In April 2026 you received the Innovator of the Year award at the "Cases & Faces" International Business Awards, and you were named a Council Member of the Association of Information Technology Experts (AITEX). What does this recognition mean for the kind of engineering work you do?
Recognition like this reflects work done by teams, not individuals — the platforms I contribute to at Walmart exist because engineers, merchants, and supply chain partners solve hard problems together. What the "Cases & Faces" award validated for me is that building reliable systems at retail scale counts as genuine innovation, not just maintenance. The AITEX council role matters differently: it's a chance to shape conversations about where enterprise engineering is heading — especially around AI-assisted development and cloud-native architecture — alongside practitioners facing the same challenges. I treat it as a responsibility to share what works in production, be honest about what doesn't, and help raise the standard across the field, rather than as a personal milestone.
What advice would you give to Indian engineers aspiring to build systems at global scale?
Master fundamentals deeply rather than chasing framework trends.

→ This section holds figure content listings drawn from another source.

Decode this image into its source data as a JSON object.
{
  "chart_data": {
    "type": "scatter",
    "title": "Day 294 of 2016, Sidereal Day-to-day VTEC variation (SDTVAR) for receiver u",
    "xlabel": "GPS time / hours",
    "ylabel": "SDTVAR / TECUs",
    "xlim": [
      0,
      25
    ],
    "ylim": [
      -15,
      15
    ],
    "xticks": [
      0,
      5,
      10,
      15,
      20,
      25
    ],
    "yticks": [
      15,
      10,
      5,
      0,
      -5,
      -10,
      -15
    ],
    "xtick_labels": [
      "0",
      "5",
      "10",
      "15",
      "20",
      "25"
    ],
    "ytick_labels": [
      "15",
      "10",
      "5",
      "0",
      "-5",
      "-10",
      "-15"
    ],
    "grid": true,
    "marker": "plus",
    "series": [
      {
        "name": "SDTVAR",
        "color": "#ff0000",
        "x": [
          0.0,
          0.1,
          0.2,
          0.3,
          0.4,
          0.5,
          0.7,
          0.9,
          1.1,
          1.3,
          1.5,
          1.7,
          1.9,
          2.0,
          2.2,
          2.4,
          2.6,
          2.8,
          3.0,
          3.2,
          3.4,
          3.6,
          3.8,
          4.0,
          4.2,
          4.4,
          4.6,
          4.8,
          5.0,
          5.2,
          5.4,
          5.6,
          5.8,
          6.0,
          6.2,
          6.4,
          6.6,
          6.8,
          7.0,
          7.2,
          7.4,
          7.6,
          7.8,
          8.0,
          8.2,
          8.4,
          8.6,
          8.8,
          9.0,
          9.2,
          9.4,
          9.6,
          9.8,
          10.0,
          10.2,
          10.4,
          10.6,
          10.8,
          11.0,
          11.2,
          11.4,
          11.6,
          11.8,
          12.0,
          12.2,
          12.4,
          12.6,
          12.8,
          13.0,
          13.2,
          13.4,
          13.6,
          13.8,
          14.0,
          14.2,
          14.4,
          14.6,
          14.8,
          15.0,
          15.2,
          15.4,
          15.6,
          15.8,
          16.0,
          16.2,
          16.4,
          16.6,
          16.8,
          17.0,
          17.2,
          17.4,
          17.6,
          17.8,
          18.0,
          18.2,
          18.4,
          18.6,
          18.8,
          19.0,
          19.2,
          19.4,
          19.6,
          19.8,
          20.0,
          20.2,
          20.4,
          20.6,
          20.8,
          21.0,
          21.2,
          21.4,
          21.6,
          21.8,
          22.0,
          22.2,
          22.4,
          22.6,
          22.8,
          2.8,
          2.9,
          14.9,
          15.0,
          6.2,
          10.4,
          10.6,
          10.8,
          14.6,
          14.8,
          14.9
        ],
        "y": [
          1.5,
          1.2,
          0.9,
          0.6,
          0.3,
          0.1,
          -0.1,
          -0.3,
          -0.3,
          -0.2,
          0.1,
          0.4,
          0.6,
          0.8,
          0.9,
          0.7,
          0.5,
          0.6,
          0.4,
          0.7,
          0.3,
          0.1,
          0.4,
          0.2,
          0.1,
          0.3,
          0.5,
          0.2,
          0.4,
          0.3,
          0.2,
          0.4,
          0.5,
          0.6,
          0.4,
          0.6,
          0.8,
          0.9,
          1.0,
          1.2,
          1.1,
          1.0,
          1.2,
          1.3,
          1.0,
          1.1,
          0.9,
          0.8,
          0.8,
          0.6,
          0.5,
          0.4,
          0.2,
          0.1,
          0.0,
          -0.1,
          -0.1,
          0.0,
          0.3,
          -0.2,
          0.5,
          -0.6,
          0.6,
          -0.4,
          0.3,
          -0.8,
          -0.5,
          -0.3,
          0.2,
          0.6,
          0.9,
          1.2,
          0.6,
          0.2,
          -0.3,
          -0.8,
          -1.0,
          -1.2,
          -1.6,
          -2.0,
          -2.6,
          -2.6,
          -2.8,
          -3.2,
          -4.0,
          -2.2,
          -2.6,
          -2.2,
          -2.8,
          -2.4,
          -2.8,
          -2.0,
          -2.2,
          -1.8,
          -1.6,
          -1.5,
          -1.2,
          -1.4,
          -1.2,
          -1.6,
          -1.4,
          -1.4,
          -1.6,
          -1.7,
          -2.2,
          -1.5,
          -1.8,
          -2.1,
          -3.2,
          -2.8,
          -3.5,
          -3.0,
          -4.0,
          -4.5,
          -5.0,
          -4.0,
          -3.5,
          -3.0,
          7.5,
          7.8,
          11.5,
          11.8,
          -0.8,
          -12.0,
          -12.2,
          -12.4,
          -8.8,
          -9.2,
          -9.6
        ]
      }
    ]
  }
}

Databases, distributed systems, networking, algorithms – these principles remain stable while technologies change constantly. When I interview engineers, strong fundamentals let them evaluate new tools critically and adapt quickly to changing requirements. Seek opportunities that expose you to scale early, even if they're not glamorous – working on systems handling significant traffic teaches lessons you can't learn from tutorials. Don't overlook certifications and structured learning programs like PEGA or cloud platforms, they provide enterprise context that academic programs often miss. Build projects that demonstrate system thinking, not just coding ability, anyone can write a todo app, but architecting a system with proper error handling, observability, and scalability shows deeper understanding. When opportunities arise at global companies, don't hesitate because of imposter syndrome – your education from institutions like Anna University or NITs provides strong preparation, and companies value that rigor. Focus on learning how to communicate technical concepts clearly, both in writing and verbally – your technical skills matter less if you can't explain your decisions or collaborate effectively. Be willing to start in roles that build foundational skills even if they're not your dream position. My experience at Virtusa on telecommunications and healthcare systems provided crucial enterprise exposure. Finally, remember that building reliable systems at scale requires patience and discipline – optimization is iterative, not instantaneous, and the best engineers focus on sustainable solutions rather than quick fixes.